In a recent article, Mahope addresses the issue of how software efficiency is impacting data center planning. This article rang particularly true for me as I've recently been pushing the concept of optimizing TPS/watt. As the article states, data centers are becoming constrained by power. (Technically power and cooling, but reduce your power consumption, you reduce your cooling problem so I focus on power).
How big is the power problem? Well, it's big enough that vendors are starting to market their energy efficiency as a feature. It's also big enough that a new law has been passed, mandating the EPA to study power consumption in data centers (government and private) in the United States. I'll skip the comments about how that will help, but needless to say, if it made the Congressional docket, there must be something to it.
What should we be doing in our software architecture to improve this? There are some concrete steps that I have started taking and hopefully other architects will join me.
Measure transactions/watt.
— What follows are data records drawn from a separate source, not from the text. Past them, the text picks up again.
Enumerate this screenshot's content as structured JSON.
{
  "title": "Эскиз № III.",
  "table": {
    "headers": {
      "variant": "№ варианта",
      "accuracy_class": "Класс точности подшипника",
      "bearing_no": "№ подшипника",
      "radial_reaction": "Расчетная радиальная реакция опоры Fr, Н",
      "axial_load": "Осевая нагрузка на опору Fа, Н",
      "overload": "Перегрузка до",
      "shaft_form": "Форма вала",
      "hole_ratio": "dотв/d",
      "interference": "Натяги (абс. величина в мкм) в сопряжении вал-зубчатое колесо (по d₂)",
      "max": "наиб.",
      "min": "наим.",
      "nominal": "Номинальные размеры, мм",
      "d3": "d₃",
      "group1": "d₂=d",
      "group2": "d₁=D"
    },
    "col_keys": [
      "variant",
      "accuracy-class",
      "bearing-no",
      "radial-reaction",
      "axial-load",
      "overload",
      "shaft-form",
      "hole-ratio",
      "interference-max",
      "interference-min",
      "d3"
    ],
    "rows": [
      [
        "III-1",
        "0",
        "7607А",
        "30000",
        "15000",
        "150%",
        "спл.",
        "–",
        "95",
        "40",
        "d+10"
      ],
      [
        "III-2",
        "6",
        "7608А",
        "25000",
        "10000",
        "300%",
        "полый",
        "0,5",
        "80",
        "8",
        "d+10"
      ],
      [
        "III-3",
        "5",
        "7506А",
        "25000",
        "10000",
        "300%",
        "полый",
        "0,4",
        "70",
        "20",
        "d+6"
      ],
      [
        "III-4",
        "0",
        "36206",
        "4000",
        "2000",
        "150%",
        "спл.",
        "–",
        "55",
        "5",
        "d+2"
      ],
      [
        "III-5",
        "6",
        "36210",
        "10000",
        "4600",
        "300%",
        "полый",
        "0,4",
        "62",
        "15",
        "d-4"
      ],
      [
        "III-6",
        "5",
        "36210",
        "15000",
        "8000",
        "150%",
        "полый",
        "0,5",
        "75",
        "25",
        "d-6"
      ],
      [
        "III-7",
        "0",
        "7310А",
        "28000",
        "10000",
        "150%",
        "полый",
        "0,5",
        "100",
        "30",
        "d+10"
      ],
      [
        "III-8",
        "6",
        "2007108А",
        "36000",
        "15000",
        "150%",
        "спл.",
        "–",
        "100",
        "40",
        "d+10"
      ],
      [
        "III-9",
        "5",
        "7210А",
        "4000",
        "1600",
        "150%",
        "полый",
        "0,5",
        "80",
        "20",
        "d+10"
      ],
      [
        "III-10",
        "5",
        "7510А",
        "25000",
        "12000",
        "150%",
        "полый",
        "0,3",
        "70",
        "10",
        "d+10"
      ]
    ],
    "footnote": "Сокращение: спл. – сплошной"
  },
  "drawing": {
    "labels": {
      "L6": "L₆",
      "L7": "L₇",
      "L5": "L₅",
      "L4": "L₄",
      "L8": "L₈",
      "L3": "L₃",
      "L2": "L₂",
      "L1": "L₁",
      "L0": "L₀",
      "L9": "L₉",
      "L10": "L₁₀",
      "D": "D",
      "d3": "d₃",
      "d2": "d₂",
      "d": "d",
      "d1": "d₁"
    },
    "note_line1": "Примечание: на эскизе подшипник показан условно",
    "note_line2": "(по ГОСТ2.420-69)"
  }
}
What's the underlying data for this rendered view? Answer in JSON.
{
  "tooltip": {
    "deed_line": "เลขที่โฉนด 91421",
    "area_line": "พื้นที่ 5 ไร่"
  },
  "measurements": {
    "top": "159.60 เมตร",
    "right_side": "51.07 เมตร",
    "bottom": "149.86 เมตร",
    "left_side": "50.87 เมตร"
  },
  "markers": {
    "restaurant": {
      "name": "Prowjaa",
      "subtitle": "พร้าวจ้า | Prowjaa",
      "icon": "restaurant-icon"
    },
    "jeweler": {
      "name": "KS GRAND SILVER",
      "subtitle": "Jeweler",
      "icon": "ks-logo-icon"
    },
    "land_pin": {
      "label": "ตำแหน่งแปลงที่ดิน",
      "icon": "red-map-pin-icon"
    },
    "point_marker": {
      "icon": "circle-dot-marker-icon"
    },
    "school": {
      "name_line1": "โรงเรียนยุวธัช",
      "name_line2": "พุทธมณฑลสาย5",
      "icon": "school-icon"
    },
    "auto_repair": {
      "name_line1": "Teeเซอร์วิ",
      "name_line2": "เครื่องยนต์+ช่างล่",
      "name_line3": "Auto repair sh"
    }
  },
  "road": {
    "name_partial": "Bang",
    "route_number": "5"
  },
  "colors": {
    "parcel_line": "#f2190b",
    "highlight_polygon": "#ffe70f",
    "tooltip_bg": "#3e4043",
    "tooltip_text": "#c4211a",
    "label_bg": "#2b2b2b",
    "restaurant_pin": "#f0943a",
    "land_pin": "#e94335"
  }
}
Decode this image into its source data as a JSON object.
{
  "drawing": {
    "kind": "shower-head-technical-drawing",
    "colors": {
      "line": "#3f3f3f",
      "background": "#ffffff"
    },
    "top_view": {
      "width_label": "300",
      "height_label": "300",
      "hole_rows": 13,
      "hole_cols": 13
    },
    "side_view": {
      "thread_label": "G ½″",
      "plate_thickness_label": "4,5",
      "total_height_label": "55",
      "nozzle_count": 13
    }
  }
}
This is a new metric for me. But if you don't measure it, you can't improve it. SPEC has formed a power and performance committee which will be useful for an initial calibration of vendor equipment, but ultimately the transactions you need to optimize are yours. It may be hard to initially set targets for transactions/watt but measuring and monitoring the metric will certainly lead to better awareness of how the application is doing over time.
Drive up server utilization. Large deployments tend towards specialization of servers to ease with management and to segment availability. This leads to situations where server utilization is incredibly low. It's not unusual to see server pools be created to provide isolation of new service. The initial traffic volume will use 50% of one server. Availability design requires three servers to meet SLA. So you now have 3 servers running at 17% utilization, essentially wasting 83% of their watts. There is an opportunity to leverage virtualization to provide logical isolation while driving utilization higher. Alternately, M+N fail over solutions where the fail over nodes are shared across many primaries can also help.
Use deployment patterns. Standardizing the patterns you use for software deployment improves the possibility of sharing hardware amongst multiple services. Design patterns so services can be safely share one server and require components to conform to the deployment pattern.
Optimize, optimize, optimize. There are always diminishing returns for optimizing but I believe the trend for the last several years has fallen way short of those inflection points. I won't be so bold as to declare a savings that can be realized but with the millions of dollars that companies face to solve their power crisis, I will say that I'm sure that a year of runway exists just through improving software efficiency.
As software architects, power consumption is now squarely in our camp to manage. There is plenty we can do to improve the quantity of power our data centers consume. But this has to become a clear focus for 2007 and forward. This is not just a hardware problem any longer.